Die betreffenden Urkunden, in denen Dorste genannt wird, stammen wie die Niederschrift der Meinwerksvita erst aus dem 12. Jahrhundert. Sie wurden quasi nachträglich auf 1022 datiert, und sind damit formell sogenannte Fälschungen.

Wie geht man nun mit den „gefälschten“ Hildesheimer Urkunden um, die immerhin ein konkretes Datum liefern würden? Zum einen wurden im Mittelalter zahlreiche Urkunden von Institutionen fabriziert, die nicht vom genannten Aussteller geschrieben wurden. Dies bedeutet jedoch keinesfalls, dass der wiedergegebene Inhalt immer erdacht und damit falsch war. Vielmehr schien man solche Urkunden beispielsweise neu zu erstellen, wenn die alten beispielsweise in einem der zahlreichen Brände oder Fehden verloren gegangen waren. Hintergrund war der Wunsch, den Besitz oder bestimmte Rechte, weiterhin möglichst „echt“ zu dokumentieren. Große Einrichtungen ließen sich daher diese unechten Urkunden neu von Fürsten und Königen bestätigen und besaßen damit erneut echte Exemplare.

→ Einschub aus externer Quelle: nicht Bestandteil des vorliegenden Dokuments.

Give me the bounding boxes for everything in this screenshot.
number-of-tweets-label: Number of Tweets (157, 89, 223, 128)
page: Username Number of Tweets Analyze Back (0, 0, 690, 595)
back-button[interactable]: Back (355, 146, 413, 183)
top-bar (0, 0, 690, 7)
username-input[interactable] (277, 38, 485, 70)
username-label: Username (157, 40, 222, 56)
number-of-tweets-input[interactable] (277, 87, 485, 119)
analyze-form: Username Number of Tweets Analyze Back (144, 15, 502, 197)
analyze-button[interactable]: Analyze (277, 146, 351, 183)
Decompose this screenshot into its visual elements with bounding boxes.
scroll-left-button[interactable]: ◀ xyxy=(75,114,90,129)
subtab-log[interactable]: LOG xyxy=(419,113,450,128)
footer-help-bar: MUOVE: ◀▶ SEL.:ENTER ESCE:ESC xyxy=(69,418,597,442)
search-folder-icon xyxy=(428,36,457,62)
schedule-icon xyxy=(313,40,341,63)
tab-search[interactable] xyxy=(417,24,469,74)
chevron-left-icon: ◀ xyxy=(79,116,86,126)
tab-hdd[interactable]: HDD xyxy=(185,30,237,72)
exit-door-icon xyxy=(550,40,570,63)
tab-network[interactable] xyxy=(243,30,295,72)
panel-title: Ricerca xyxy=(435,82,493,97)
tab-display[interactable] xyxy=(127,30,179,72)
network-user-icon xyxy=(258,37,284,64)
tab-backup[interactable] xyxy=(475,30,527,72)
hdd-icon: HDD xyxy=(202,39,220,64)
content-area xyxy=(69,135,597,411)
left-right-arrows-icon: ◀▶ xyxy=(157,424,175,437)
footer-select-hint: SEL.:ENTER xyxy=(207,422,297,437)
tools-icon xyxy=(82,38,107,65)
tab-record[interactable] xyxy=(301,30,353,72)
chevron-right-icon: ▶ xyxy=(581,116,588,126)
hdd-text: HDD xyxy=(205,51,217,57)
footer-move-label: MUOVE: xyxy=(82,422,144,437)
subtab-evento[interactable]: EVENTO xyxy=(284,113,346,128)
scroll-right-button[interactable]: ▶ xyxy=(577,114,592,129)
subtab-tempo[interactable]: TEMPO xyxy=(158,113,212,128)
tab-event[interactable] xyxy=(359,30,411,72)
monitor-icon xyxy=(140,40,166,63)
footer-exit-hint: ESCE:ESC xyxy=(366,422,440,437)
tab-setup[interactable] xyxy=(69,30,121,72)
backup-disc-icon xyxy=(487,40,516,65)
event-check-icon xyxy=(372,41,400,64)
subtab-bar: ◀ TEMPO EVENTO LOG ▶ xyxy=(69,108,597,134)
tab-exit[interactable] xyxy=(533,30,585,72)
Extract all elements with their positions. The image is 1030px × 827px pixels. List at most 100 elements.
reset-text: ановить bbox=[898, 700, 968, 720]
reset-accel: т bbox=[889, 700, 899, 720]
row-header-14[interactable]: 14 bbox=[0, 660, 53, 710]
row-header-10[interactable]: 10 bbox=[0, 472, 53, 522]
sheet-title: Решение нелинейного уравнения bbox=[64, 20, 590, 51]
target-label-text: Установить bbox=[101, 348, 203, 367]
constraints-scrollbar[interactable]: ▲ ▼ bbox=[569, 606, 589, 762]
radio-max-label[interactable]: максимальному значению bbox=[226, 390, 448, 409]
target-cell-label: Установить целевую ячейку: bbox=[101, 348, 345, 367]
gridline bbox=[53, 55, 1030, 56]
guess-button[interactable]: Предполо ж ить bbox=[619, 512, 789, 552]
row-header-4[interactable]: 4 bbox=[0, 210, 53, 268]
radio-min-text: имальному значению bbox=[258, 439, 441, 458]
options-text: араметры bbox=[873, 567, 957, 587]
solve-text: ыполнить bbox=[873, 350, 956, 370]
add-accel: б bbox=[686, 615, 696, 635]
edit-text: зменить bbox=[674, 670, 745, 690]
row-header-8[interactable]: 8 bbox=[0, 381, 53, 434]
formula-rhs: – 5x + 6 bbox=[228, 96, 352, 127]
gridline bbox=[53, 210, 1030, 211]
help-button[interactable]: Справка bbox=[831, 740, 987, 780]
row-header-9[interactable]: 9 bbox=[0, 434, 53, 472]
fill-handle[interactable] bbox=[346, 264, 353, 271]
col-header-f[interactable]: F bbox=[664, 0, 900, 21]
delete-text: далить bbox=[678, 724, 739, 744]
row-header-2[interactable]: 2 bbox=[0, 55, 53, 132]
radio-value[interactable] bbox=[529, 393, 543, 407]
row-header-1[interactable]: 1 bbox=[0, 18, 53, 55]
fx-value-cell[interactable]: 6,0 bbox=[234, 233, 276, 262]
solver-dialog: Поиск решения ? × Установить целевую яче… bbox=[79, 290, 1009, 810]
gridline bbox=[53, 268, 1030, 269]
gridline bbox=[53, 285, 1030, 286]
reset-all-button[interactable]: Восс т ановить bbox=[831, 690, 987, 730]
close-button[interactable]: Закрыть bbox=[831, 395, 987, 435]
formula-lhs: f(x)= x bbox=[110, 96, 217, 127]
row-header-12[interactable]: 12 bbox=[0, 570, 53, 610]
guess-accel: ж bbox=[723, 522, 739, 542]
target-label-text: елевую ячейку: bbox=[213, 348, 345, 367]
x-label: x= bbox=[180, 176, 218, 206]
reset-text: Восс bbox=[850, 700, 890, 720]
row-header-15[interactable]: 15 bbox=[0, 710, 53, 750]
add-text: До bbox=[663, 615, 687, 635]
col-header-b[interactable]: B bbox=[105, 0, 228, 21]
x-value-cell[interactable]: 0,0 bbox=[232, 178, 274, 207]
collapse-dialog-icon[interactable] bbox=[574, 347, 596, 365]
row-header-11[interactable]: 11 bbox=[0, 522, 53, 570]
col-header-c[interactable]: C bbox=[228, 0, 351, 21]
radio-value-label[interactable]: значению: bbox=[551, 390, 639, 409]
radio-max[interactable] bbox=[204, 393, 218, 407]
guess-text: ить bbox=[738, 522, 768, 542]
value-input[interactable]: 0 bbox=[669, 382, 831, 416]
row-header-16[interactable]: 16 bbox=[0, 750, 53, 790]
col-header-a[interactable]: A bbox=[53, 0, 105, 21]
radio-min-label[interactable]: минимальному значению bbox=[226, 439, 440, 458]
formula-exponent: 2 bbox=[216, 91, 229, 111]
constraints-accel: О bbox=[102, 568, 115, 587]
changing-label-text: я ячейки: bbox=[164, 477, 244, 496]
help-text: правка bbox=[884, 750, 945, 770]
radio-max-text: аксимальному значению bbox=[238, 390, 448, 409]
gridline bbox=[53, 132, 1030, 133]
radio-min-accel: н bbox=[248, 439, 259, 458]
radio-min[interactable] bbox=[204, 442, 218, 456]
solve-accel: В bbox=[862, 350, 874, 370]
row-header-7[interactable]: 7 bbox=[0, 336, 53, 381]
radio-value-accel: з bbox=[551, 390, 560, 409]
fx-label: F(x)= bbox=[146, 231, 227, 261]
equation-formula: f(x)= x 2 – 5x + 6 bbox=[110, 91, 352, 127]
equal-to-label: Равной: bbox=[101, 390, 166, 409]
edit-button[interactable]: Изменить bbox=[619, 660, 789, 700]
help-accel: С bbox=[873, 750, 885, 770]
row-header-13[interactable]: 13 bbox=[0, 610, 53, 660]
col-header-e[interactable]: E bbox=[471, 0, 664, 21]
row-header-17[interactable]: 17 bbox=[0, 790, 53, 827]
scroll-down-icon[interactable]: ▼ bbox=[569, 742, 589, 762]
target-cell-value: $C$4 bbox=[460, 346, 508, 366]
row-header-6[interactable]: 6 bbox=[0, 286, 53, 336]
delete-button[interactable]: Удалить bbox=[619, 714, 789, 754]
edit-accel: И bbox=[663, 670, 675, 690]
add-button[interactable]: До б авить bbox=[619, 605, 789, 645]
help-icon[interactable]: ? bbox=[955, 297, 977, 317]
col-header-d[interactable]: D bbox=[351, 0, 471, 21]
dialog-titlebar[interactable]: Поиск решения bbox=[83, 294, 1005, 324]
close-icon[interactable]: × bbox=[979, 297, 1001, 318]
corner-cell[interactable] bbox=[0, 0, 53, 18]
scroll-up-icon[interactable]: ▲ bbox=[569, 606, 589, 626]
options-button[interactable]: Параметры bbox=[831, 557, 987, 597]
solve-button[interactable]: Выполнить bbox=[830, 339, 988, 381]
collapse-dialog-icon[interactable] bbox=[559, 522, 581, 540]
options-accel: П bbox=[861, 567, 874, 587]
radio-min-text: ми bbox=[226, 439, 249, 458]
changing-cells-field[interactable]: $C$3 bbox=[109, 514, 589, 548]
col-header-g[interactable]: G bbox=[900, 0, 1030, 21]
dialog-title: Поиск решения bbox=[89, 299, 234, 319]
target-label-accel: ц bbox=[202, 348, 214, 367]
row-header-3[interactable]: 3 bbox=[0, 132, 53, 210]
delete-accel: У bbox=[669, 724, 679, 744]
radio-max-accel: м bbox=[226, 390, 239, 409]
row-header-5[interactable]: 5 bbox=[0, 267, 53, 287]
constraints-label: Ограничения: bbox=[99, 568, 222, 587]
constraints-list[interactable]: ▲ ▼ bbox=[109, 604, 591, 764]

Im Hildesheimer Fall kann man davon ausgehen, dass eine Art Güterverzeichnis zugrunde lag, auf dem die Urkunden aufbauen. Detlev Hellfaier datiert dieses mögliche Verzeichnis auf 1022-1037. Einen Hinweis auf die Glaubwürdigkeit bietet einmal die Namensform Dorstedi, wie sie auch in Paderborn gebraucht wurde, und zum anderen die Nennung des Grafen Udo als Herr über das Liesgau, der dort ab 1013 in anderen Dokumenten belegt ist.

Wenn man nun davon ausgeht, dass die Stiftung der Dudica zwischen 1017 und 1025 getätigt wurde und Besitz in Dorste beim Michaeliskloster zwischen 1022 und 1037 nachzuweisen ist, so überschneiden sich diese Zeiträume in den Jahren 1022 bis 1025. Es ist daher unter Berücksichtigung der zahlreichen Unsicherheiten und Indizien durchaus legitim, ein Ortsjubiläum auf 1022 zu feiern, in dem Wissen, dass hier auf ein Jubiläum gefeiert wird, welches auf eine schriftliche Nennung lediglich des Ortsnamens zurückgeht und dass die Ortsstätte ohnehin schon Jahrhunderte vorher besiedelt war, wie archäologische Funde zeigen.